München - Wer im Zusammenhang mit Eintracht Frankfurt von Toren spricht, kommt derzeit an Theofanis Gekas nicht vorbei. Dass der griechische Stürmer jedoch nicht der einzige "Adlerträger" ist, der weiß, wo der gegnerische Kasten steht, bewies am vergangenen Spieltag Pirmin Schwegler.

Der Mittelfeldspieler holte gegen den VfL Wolfsburg den "Hammer" raus und zimmerte aus über 25 Metern einen Schuss unhaltbar in den Winkel. Das zwischenzeitliche 2:0 Schweglers beim 3:1-Sieg gegen die "Wölfe" wählten die User von bundesliga.de mit 36 Prozent der abgegebenen Stimmen zum "Tor des 11. Spieltags".

Sams Volleytreffer auf Platz 2

Für Schwegler war es das erste Tor seit dem 1. Mai 2010. Außerdem bereitete der Schweizer gegen die Niedersachsen auch das 1:0 durch Gekas vor.

Der Frankfurter setzte sich damit in der Endabstimmung knapp gegen Sidney Sam durch. Der Leverkusener schnürte gegen seinen Ex-Club Kaiserslautern einen "Doppelpack". Sein herrlicher Volleytreffer zum 3:1-Endstand ergatterte 34 Prozent der Stimmen.

Hegeler vor Schweinsteiger

Ein enges Rennen um Platz 3 lieferten sich Nürnbergs Jens Hegeler und Bayerns Bastian Schweinsteiger. Am Ende setzte sich Hegelers wuchtiger Rechtsschuss vom Strafraumeck gegen den 1. FC Köln knapp in der Gunst der User durch.
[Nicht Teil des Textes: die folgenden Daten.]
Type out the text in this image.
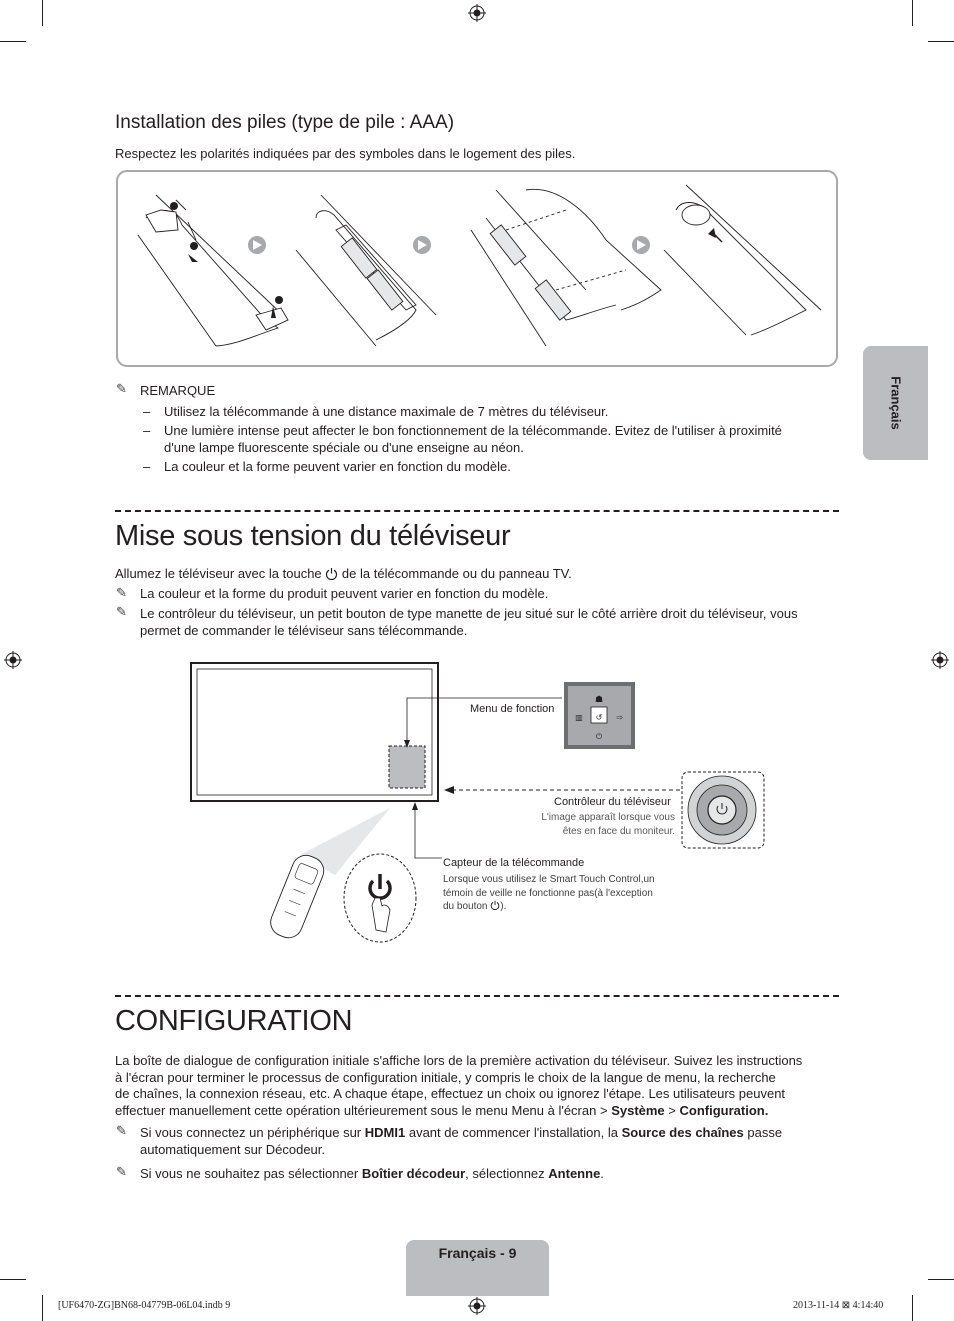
Français
Installation des piles (type de pile : AAA)
Respectez les polarités indiquées par des symboles dans le logement des piles.
✎ REMARQUE
– Utilisez la télécommande à une distance maximale de 7 mètres du téléviseur.
– Une lumière intense peut affecter le bon fonctionnement de la télécommande. Evitez de l'utiliser à proximité
d'une lampe fluorescente spéciale ou d'une enseigne au néon.
– La couleur et la forme peuvent varier en fonction du modèle.
Mise sous tension du téléviseur
Allumez le téléviseur avec la touche de la télécommande ou du panneau TV.
✎ La couleur et la forme du produit peuvent varier en fonction du modèle.
✎ Le contrôleur du téléviseur, un petit bouton de type manette de jeu situé sur le côté arrière droit du téléviseur, vous
permet de commander le téléviseur sans télécommande.
☗
▥ ↺ ⇨
⏻
Menu de fonction
Contrôleur du téléviseur
L'image apparaît lorsque vous
êtes en face du moniteur.
Capteur de la télécommande
Lorsque vous utilisez le Smart Touch Control,un
témoin de veille ne fonctionne pas(à l'exception
du bouton ).
CONFIGURATION
La boîte de dialogue de configuration initiale s'affiche lors de la première activation du téléviseur. Suivez les instructions
à l'écran pour terminer le processus de configuration initiale, y compris le choix de la langue de menu, la recherche
de chaînes, la connexion réseau, etc. A chaque étape, effectuez un choix ou ignorez l'étape. Les utilisateurs peuvent
effectuer manuellement cette opération ultérieurement sous le menu Menu à l'écran > Système > Configuration.
✎ Si vous connectez un périphérique sur HDMI1 avant de commencer l'installation, la Source des chaînes passe
automatiquement sur Décodeur.
✎ Si vous ne souhaitez pas sélectionner Boîtier décodeur, sélectionnez Antenne.
Français - 9
[UF6470-ZG]BN68-04779B-06L04.indb 9	2013-11-14 ⊠ 4:14:40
Seinen Treffer zum 1:0 wählten 11 Prozent der Nutzer zum "Tor des 11. Spieltags".

Schweinsteigers sehenswerter Hackentrick beim zwischenzeitlichen 2:1-Treffer gegen Borussia Mönchengladbach kam auf zehn Prozent, damit landet der Nationalspieler auf dem 4. Rang.

Ebenfalls nur knapp geschlagen wurde Gladbachs Patrick Herrmann, der mit seiner "Torflanke" gegen Jörg Butt den Torreigen beim 3:3 seiner Borussia gegen den Rekordmeister eröffnet hatte. Herrmann erhielt neun Prozent der Votes, was Platz 5 in der Endabrechnung bedeutet.